The gypsum in the area is 220 Million years old and was formed at the end of the Permian. At this time the area was a depression in arid climate, which was flooded at certain events or continually by sea water. The water evaporated in the depression, precipitating and depositing the gypsum. It seems it never evaporated completely as very little salt was deposited. That's about the situation of the Dead Sea today, except that the water originated from the ocean. Today the deposit covers an area 60,000 m², is karstified and estimates were made that there could be some 20 km of cave passages.

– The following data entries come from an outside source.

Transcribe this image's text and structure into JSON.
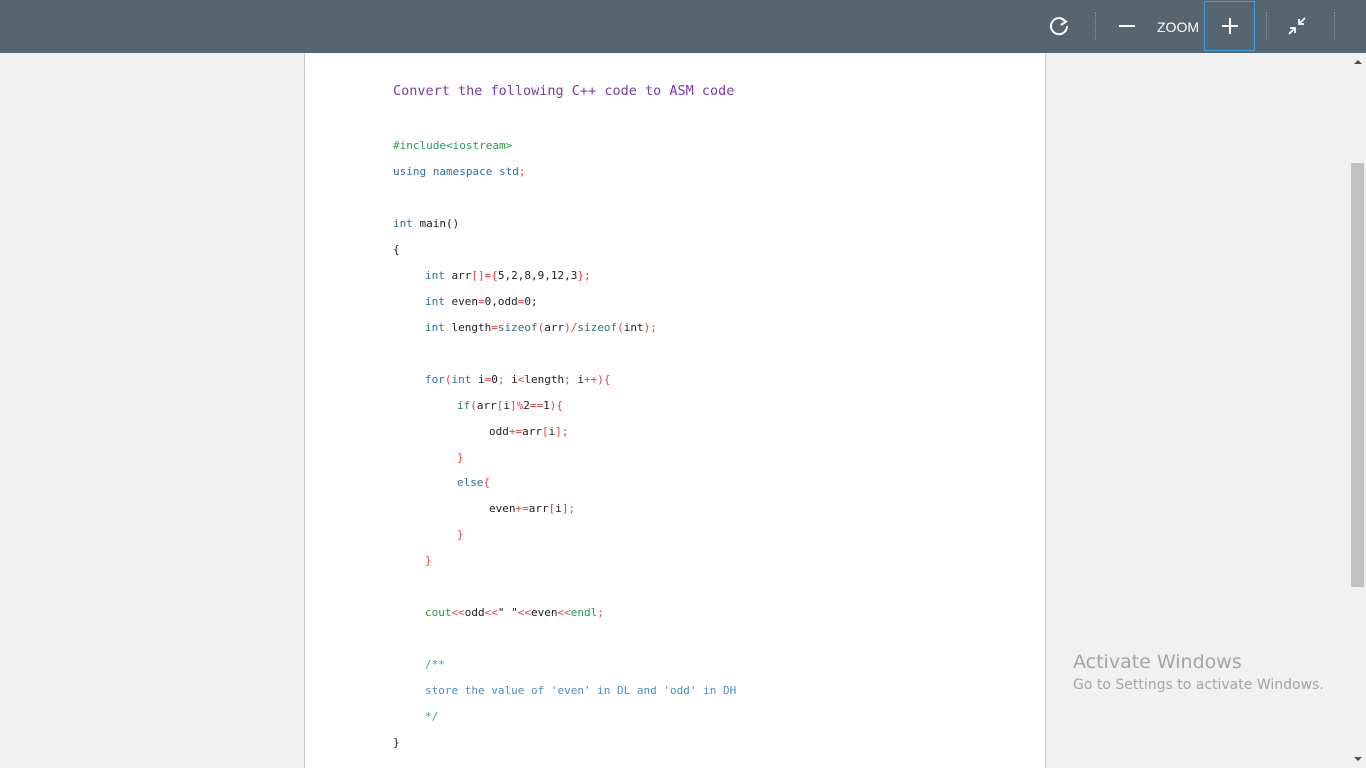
{
  "toolbar": {
    "zoom_label": "ZOOM",
    "icons": [
      "refresh-icon",
      "minus-icon",
      "plus-icon",
      "exit-fullscreen-icon"
    ],
    "accent": "#3aa0e8"
  },
  "document": {
    "heading": "Convert the following C++ code to ASM code",
    "code": {
      "l1": "#include<iostream>",
      "l2a": "using namespace std",
      "l2b": ";",
      "l3a": "int",
      "l3b": " main()",
      "l4": "{",
      "l5a": "int",
      "l5b": " arr",
      "l5c": "[]={",
      "l5d": "5,2,8,9,12,3",
      "l5e": "};",
      "l6a": "int",
      "l6b": " even",
      "l6c": "=",
      "l6d": "0,odd",
      "l6e": "=",
      "l6f": "0;",
      "l7a": "int",
      "l7b": " length",
      "l7c": "=",
      "l7d": "sizeof",
      "l7e": "(",
      "l7f": "arr",
      "l7g": ")/",
      "l7h": "sizeof",
      "l7i": "(",
      "l7j": "int",
      "l7k": ");",
      "l8a": "for",
      "l8b": "(",
      "l8c": "int",
      "l8d": " i",
      "l8e": "=",
      "l8f": "0",
      "l8g": ";",
      "l8h": " i",
      "l8i": "<",
      "l8j": "length",
      "l8k": ";",
      "l8l": " i",
      "l8m": "++){",
      "l9a": "if",
      "l9b": "(",
      "l9c": "arr",
      "l9d": "[",
      "l9e": "i",
      "l9f": "]%",
      "l9g": "2",
      "l9h": "==",
      "l9i": "1",
      "l9j": "){",
      "l10a": "odd",
      "l10b": "+=",
      "l10c": "arr",
      "l10d": "[",
      "l10e": "i",
      "l10f": "];",
      "l11": "}",
      "l12a": "else",
      "l12b": "{",
      "l13a": "even",
      "l13b": "+=",
      "l13c": "arr",
      "l13d": "[",
      "l13e": "i",
      "l13f": "];",
      "l14": "}",
      "l15": "}",
      "l16a": "cout",
      "l16b": "<<",
      "l16c": "odd",
      "l16d": "<<",
      "l16e": "\" \"",
      "l16f": "<<",
      "l16g": "even",
      "l16h": "<<",
      "l16i": "endl",
      "l16j": ";",
      "l17": "/**",
      "l18": "store the value of 'even' in DL and 'odd' in DH",
      "l19": "*/",
      "l20": "}"
    }
  },
  "watermark": {
    "title": "Activate Windows",
    "subtitle": "Go to Settings to activate Windows."
  }
}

The cave was discovered in 1945 and named Cueva de las Palomas. Probably it was named after the nearby Salinas de Cuesta Paloma, 650m to the north, a series of artificial pools called salt flats, which were used to catch and evaporate salt water from a spring. The spring has only a production of one to ten liters per second, but it flows the whole year. The salt water was used for centuries, the Romans named the area Salsum for its salt, and it seems the salt production was still in full operation in the 1960s. Later it was abandoned, probably due to falling prices for salt. In Baena, there were more than 20 such salt flats, and this one was among the 22 largest salt flats which were inventoried in Córdoba. The geologic connection between the gypsum cave and the salt springs is obvious. The evaporite deposition is a cycle starting with limestone, then gypsum, then rock salt and finally potassium salt. The local evaporites consist mainly of gypsum, but there are some salt layers, and the salt is dissolved by the karst groundwater, which reaches the salt layers through the caves.
A local legend about the cave is, that was created by the Moors digging for salt. It was such a vast undergroudn mine, that it was connected to some of the Arab towers in the area, such as the Torre del Montecillo or the Torre de Torreparedones. That's the reason why the locals call the cave mine.
The cave has no ticket office, so you have to go to the tourist office at Baena first, to buy the tickets. The guides meet the participants at the restaurant La Venta de la Maturra. Make sure to be there at least 10 minutes before the scheduled time, for the walk to the cave entrance. If you have some time before your cave tour starts, the city Baena has a lot to offer, a castle-citadel from the 9th century, a much recommended Municipal Museum of History, and historic buildings and city walls. The area is famous for olives and even has an interesting museum on the topic.